İki defa tekrarlanan şehâdet cümleleri, birinci okuyuşda inananlara, ikincide inanmayanlara hitâb eder. Yine aynı şehâdet cümleleri, ilk okuyuşda îmâna davet, ikinci okuyuşda müşâhedeye davetdir. Îmân ile müşâhede arasındaki farkın ne kadar büyük olduğu ma'lûmdur. Dikkat ederseniz ezanda, kelime-i tevhîd tek başına okunmaz, şehâdetle berâber söylenir. "Eşhedü" demek, "Ben şehâdet ederim" demekdir. Şehâdet görülen, müşâhede edilen şey için yapılır, görülmeyen şeye şehâdet edilmez. "Hayyealessalâh" cümlesi, ilk okuyuşda namaz kılanlara, ikincide kılmayanlara hitâb eder. Aynı cümle, birincide zikrullahdan gâfil olanları zikre davet ederken, ikincide kalbi uyanıkları salât-ı dâime davet eder.
"Hayyealelfelâh" cümlesi birinci okuyuşda, âbidleri ibâdete davet ederken, ikincide fâsıkları ibâdete davet eder. Aynı cümle, birinci okuyuşda cennete davet ederken, ikincide rızâ-yı ilâhîye davet eder. Zîrâ asıl felah ve necât, Allah'ın rızâsını kazanmakdadır. Hâsılı Ezân-ı Muhammedî, herkese kendi mertebesine göre hitâb eder, herkes de kendisine ulaşan bu ilâhî davetden, ona icâbet ettiği ölçüde, kendi nasîbini alır.
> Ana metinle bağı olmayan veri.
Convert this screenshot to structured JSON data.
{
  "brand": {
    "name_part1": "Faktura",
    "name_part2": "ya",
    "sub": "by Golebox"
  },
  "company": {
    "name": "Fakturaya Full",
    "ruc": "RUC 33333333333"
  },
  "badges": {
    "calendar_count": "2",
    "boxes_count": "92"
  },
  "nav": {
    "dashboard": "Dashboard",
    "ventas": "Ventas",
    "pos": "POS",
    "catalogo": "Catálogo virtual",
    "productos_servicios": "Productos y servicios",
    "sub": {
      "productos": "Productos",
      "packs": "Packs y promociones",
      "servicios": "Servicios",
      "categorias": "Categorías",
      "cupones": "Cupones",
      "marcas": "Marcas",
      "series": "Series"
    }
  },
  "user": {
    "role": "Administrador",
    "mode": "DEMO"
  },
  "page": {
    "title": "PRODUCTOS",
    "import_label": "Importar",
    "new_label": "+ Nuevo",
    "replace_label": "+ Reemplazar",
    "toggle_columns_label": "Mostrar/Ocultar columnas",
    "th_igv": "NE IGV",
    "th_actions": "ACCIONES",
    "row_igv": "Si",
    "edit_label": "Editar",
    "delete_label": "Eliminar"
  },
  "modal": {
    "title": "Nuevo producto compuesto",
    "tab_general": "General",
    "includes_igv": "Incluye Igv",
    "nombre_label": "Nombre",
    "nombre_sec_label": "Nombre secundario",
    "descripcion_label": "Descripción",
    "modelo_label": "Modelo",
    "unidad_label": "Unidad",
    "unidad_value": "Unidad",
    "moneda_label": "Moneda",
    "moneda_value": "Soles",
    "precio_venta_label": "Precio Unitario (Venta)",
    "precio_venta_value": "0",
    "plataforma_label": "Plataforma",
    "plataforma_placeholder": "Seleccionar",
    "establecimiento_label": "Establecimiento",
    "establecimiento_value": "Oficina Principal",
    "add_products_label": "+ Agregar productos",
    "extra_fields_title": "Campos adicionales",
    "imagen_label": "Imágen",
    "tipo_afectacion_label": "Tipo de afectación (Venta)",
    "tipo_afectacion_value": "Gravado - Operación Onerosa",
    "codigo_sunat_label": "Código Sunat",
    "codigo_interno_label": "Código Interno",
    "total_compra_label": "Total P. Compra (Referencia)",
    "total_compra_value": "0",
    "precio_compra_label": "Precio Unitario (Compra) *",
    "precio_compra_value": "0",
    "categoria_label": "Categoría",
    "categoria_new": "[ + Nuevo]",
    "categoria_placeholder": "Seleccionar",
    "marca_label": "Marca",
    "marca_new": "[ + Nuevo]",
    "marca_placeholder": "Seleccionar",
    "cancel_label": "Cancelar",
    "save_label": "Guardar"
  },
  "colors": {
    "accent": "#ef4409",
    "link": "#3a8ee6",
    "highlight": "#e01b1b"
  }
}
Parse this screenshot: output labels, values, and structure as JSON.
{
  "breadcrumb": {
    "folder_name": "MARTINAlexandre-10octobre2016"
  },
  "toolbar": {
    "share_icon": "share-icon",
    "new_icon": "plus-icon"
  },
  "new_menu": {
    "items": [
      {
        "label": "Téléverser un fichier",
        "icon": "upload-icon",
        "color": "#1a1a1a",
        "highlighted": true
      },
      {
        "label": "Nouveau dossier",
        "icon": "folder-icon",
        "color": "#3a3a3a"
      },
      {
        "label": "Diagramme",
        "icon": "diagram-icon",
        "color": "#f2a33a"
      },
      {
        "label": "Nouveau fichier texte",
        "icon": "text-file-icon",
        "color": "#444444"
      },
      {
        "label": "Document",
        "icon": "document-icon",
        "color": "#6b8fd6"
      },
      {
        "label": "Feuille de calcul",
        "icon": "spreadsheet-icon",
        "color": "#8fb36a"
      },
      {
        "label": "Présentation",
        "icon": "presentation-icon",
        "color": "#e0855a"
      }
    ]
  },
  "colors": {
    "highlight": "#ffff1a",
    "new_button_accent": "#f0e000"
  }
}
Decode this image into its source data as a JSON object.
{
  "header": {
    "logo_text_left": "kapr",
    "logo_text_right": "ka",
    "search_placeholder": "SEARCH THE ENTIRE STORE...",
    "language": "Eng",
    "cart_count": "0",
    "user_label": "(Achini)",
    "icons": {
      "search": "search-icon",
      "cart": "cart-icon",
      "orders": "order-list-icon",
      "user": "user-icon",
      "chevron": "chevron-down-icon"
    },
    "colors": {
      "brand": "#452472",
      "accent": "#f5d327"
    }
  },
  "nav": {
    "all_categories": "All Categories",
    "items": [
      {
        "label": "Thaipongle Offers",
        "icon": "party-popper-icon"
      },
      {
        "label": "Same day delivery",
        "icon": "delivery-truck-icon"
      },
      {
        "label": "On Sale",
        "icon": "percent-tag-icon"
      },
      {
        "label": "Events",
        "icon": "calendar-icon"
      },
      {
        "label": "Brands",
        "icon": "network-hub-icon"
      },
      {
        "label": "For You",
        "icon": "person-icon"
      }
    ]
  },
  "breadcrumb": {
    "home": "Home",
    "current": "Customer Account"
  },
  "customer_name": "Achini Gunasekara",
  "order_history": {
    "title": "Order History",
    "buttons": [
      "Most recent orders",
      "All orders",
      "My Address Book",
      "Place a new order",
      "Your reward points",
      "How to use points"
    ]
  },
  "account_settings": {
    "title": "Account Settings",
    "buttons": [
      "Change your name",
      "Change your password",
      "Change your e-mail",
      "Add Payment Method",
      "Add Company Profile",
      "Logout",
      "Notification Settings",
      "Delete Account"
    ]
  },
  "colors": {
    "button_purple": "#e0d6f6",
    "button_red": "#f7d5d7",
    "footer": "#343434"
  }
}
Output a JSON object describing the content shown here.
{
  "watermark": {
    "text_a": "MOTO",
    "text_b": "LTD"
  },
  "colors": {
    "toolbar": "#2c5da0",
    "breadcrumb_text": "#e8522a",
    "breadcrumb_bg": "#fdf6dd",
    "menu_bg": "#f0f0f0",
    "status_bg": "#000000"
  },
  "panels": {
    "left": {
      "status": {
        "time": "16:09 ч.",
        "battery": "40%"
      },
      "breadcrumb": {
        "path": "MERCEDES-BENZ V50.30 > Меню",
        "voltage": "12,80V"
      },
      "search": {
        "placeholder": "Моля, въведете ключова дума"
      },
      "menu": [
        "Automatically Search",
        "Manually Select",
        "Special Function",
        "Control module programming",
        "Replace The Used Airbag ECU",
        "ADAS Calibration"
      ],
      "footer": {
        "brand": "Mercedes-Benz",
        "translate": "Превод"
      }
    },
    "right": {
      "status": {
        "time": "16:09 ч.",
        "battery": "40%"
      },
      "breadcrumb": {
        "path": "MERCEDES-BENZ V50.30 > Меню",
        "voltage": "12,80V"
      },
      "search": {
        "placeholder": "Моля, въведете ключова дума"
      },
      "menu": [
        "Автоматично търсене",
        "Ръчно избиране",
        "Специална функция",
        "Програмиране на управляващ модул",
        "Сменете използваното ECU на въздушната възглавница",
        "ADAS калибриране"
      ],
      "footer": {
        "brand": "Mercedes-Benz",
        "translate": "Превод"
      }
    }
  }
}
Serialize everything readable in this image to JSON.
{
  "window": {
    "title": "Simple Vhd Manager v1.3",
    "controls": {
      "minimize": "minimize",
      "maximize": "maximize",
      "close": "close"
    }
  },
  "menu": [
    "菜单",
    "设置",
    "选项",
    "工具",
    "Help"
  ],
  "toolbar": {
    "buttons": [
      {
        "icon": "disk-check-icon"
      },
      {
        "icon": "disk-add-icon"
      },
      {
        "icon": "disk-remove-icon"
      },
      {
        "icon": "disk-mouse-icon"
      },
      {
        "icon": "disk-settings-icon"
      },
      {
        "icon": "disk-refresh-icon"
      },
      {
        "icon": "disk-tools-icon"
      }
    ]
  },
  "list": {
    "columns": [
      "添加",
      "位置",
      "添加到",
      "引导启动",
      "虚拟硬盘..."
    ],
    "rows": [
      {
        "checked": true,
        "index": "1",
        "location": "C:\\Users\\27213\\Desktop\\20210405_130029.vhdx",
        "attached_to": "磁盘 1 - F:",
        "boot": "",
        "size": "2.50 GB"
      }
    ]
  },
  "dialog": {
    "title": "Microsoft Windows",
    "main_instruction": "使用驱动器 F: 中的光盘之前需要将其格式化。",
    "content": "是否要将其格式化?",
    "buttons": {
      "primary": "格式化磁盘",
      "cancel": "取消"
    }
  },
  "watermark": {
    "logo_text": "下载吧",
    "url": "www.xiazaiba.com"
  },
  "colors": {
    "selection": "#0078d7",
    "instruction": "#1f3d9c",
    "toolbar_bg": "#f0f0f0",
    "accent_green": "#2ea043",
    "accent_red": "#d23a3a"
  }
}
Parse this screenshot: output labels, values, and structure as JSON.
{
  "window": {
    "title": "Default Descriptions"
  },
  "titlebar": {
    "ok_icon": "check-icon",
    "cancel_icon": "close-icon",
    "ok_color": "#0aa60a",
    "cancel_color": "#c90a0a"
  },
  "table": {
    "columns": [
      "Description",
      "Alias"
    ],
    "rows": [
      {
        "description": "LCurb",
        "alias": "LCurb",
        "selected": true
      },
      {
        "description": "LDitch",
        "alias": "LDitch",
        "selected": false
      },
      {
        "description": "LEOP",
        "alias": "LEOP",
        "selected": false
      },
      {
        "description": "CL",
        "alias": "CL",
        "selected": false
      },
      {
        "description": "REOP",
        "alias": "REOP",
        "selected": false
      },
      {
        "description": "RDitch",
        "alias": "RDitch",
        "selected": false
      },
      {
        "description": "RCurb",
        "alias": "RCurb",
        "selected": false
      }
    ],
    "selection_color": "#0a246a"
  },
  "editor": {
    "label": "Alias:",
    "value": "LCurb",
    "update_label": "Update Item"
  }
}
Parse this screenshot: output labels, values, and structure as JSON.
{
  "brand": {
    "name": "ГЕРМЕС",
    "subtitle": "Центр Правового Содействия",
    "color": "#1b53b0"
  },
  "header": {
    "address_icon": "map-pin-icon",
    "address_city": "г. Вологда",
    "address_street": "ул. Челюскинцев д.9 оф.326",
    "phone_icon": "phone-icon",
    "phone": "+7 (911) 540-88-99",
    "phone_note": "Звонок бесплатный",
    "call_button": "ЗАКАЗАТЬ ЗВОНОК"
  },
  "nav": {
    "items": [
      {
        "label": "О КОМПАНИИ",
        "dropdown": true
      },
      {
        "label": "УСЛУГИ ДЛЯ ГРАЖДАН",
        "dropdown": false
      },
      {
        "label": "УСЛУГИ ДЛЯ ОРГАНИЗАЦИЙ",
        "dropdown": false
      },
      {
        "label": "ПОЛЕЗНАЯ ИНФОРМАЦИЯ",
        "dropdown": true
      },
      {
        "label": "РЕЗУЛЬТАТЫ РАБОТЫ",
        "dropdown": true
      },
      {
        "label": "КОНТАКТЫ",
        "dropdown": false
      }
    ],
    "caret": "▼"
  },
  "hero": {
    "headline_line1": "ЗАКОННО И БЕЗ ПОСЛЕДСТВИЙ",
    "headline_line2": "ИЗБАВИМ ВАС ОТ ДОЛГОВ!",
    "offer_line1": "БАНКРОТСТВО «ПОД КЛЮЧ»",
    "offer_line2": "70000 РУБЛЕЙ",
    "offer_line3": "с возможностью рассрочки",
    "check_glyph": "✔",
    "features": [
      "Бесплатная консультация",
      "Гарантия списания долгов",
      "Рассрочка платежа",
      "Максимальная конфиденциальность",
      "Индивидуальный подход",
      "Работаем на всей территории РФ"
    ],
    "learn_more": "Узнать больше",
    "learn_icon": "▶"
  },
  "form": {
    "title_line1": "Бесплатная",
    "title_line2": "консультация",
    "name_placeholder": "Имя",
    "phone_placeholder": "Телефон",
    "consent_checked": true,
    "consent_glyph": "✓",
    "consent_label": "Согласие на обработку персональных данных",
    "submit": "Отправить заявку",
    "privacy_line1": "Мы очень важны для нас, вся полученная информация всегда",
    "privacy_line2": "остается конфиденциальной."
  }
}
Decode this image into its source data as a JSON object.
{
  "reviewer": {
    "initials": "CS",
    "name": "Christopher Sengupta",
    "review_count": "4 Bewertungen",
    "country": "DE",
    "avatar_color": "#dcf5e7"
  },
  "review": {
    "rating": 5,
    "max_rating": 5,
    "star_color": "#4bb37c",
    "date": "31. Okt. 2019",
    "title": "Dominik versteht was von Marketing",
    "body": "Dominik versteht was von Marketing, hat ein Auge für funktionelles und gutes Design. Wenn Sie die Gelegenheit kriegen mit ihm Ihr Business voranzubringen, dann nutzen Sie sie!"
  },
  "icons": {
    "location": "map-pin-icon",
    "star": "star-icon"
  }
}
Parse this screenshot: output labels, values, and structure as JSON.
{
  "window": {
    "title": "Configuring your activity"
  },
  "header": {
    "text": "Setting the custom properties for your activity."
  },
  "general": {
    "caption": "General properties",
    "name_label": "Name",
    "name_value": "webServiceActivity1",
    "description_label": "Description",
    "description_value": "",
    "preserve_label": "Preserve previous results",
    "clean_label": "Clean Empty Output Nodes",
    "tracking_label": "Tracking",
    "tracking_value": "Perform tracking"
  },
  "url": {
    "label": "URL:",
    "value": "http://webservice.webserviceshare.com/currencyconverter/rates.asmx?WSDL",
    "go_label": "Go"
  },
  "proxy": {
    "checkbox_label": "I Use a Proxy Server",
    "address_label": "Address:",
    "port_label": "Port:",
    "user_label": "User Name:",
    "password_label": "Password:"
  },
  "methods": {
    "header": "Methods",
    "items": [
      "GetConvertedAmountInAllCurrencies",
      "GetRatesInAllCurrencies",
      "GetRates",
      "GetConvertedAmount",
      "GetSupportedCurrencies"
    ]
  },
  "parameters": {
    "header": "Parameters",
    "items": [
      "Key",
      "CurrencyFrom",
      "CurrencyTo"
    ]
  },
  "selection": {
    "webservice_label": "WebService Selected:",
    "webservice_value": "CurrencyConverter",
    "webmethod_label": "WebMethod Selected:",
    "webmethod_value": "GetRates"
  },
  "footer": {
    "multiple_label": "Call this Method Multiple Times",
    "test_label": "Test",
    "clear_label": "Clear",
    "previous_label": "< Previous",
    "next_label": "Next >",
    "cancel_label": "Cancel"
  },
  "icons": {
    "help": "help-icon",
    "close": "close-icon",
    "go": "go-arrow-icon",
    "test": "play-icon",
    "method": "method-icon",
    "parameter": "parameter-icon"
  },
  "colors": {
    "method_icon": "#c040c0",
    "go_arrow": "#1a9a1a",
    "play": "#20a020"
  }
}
Kimi şirki bırakır tevhîde gelir, kimi gafleti bırakır zikrullaha gelir, kimi isyândan tâate döner, kimi fıskdan vazgeçer ibâdete koşar, kimi riyâdan kurtulup ihlâsa erer, kimi cennet arzusundan vazgeçer rızâya erer, kimisi de müşâhede-i cemâlullaha nâil olur.